Marrying Protein Synthetic Biology and Bioelectronic Transistors for the Rapid Detection of Single Protein Molecules (SARS-CoV-2 or otherwise)
Synthetic Biology Engineering Evolution Design SEED
2021
2021 Synthetic Biology: Engineering, Evolution & Design (SEED)
Poster Session
Poster Presenters - Accepted
The COVID-19 pandemic highlighted the need for rapid protein detection and quantification at the single-molecule level in a format that is simple and robust enough for widespread point-of-care applications.

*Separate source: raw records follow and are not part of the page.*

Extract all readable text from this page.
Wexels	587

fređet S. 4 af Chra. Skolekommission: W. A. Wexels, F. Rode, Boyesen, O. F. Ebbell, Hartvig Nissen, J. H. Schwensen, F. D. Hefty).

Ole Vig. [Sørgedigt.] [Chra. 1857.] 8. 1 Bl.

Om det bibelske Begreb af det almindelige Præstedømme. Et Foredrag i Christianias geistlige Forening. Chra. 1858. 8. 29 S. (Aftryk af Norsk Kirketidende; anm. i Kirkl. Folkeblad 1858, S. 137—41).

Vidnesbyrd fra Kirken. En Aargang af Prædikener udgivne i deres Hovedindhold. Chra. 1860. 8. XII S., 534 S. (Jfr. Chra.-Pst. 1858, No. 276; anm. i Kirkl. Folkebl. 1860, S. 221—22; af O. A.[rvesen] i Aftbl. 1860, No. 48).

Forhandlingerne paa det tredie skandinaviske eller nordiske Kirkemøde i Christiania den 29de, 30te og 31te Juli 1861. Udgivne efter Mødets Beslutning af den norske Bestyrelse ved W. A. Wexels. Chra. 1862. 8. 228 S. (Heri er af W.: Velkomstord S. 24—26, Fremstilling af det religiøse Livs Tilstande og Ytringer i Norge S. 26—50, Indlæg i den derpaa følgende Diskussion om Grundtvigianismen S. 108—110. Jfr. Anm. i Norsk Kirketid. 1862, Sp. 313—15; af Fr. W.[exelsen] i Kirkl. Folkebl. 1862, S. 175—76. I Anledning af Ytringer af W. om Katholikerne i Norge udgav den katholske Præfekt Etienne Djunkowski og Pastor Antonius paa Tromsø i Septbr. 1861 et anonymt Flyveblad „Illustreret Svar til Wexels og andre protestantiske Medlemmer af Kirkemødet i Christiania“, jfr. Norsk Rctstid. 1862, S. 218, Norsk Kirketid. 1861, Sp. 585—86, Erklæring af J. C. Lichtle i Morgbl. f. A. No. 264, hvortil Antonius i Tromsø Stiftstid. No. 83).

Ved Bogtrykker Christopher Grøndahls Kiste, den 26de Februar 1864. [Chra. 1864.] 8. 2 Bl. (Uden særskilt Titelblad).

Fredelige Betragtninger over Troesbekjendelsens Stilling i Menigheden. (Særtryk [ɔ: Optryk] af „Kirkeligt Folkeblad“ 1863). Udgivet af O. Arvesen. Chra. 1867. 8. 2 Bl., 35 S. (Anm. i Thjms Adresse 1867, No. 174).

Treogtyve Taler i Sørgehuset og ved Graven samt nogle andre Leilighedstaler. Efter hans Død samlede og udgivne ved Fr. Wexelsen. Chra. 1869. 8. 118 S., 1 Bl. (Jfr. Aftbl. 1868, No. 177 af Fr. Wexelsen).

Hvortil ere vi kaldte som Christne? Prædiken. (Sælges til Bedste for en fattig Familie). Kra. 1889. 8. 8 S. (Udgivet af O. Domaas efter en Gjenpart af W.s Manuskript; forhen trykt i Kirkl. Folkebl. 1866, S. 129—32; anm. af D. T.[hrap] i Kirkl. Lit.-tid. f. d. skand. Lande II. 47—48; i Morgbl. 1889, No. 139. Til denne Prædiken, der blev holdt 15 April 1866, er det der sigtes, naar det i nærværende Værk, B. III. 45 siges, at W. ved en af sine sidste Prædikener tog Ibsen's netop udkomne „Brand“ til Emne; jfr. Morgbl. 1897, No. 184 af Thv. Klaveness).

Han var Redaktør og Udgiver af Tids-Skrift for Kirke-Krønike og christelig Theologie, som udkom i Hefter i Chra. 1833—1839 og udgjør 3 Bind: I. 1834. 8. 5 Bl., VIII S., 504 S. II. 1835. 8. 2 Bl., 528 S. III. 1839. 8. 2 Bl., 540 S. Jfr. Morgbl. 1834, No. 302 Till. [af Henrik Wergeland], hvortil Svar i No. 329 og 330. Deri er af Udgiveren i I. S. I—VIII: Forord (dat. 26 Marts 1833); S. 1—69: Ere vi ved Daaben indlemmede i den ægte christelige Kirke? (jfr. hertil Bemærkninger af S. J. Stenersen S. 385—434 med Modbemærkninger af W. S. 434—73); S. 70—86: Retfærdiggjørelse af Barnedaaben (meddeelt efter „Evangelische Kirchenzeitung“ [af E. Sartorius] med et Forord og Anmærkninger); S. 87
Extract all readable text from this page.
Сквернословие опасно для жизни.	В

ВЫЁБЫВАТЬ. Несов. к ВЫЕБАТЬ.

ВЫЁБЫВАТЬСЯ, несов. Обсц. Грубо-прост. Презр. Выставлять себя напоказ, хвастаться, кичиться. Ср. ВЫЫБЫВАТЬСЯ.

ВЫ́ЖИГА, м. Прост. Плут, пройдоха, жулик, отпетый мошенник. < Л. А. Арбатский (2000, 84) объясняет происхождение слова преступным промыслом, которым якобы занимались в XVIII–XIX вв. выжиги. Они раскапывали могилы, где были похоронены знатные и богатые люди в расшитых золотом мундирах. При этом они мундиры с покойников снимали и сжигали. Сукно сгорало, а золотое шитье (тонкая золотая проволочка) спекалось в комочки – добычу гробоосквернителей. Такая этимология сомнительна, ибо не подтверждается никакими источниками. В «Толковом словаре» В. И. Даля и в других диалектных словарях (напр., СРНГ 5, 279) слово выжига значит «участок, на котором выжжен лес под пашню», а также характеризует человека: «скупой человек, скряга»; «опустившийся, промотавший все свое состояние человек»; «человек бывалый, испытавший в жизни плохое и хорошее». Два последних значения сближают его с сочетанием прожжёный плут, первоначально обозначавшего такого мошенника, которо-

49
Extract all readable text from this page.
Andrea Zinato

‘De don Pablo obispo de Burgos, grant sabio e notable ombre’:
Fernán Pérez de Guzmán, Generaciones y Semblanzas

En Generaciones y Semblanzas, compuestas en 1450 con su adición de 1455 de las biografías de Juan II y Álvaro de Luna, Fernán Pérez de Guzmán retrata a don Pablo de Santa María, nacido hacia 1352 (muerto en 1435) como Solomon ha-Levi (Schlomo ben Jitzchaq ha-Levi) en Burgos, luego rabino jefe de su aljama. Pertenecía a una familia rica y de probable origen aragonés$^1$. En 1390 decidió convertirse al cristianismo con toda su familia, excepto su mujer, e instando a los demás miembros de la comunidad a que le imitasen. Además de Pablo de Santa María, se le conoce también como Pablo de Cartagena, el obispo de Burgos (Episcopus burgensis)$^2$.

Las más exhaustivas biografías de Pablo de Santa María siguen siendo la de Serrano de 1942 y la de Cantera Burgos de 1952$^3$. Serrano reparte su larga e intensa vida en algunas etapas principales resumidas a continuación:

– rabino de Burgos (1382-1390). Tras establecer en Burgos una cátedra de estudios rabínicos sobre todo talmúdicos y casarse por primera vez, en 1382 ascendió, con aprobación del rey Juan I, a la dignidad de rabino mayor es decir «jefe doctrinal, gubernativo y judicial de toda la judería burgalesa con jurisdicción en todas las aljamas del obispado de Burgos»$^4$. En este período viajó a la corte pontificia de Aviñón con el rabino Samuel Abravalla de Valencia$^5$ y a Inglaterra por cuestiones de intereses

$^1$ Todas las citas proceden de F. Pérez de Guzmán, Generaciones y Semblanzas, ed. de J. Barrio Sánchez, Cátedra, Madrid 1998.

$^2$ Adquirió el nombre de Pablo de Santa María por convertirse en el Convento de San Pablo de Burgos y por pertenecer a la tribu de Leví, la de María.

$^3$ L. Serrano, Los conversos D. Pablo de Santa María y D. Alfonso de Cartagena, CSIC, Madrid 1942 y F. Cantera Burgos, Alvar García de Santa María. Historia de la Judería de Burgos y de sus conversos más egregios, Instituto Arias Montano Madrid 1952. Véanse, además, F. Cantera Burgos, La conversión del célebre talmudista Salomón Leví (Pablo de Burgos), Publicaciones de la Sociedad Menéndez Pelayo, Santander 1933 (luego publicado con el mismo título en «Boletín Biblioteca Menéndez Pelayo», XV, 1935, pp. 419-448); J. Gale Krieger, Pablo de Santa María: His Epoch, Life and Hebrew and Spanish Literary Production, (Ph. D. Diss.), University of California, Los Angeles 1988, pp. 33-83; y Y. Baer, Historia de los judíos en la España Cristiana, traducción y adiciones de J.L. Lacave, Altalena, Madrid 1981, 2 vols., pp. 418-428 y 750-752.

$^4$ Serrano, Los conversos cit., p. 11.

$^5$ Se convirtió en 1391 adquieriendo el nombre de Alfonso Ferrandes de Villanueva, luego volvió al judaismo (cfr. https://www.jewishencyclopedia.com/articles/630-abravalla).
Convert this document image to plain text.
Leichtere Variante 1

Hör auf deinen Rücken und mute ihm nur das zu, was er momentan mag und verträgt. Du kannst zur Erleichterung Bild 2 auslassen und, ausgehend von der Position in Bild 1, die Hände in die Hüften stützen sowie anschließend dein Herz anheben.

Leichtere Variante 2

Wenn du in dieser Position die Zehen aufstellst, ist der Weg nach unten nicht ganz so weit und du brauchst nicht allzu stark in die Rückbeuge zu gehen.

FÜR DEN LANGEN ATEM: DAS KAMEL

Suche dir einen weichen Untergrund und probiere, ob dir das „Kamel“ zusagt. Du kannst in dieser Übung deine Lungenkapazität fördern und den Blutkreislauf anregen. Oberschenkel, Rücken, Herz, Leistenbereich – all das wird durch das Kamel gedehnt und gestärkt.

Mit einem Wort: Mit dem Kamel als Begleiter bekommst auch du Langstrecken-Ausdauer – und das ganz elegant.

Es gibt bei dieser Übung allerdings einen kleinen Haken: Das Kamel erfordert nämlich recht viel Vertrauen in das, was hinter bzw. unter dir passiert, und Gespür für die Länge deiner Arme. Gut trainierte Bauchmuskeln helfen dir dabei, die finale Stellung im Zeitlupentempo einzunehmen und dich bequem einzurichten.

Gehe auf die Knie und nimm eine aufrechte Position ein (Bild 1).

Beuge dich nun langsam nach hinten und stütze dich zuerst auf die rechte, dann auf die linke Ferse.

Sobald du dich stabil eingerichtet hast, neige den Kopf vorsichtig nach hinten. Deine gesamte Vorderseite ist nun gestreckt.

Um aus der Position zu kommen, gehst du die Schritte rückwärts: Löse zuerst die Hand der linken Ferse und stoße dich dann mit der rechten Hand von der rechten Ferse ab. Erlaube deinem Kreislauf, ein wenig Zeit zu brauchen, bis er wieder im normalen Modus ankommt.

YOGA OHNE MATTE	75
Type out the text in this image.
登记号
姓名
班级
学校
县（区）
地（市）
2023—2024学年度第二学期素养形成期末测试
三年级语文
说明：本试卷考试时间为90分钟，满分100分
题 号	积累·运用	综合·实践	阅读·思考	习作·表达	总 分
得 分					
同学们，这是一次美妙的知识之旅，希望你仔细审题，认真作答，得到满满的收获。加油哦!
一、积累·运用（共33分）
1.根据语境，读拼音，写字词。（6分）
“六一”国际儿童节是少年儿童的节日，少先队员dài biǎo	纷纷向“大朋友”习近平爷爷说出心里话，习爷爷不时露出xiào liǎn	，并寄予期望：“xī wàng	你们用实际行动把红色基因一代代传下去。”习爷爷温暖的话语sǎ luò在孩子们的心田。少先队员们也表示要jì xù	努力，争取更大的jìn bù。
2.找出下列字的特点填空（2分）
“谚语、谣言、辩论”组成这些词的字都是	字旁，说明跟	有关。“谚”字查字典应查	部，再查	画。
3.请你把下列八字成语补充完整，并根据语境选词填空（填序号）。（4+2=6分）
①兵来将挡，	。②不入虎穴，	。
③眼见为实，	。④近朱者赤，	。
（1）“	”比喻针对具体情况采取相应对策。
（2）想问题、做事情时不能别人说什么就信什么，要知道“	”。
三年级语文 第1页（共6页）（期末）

We here introduce a modular nanobody-organic electrochemical transistor (OECT) architecture that enables the fast and specific detection and quantification of single-molecule to nanomolar protein antigen concentrations in complex bodily fluids. The sensor combines advances in OECT design with a novel organic semiconductor material, a miniaturized antigen receptor and a modular biological immobilization strategy. Protein antigens are recognized by nanobody-spyCatcher fusion proteins that autocatalytically self-assemble onto a disposable gate electrode with perfectly controlled orientation and at their maximal physically possible density. The resulting sensor provides results after a 10 minutes exposure to 5 µL of unprocessed samples, maintains high specificity and single-molecule sensitivity in human saliva or serum, is mostly re-usable and can be rapidly reprogrammed towards any protein target for which nanobodies exist. We demonstrate the use of this highly modular platform for the detection of green fluorescent protein, SARS-CoV-1/2, and MERS-CoV spike proteins and validate the sensor for COVID-19 screening in unprocessed clinical nasopharyngeal swab and saliva samples.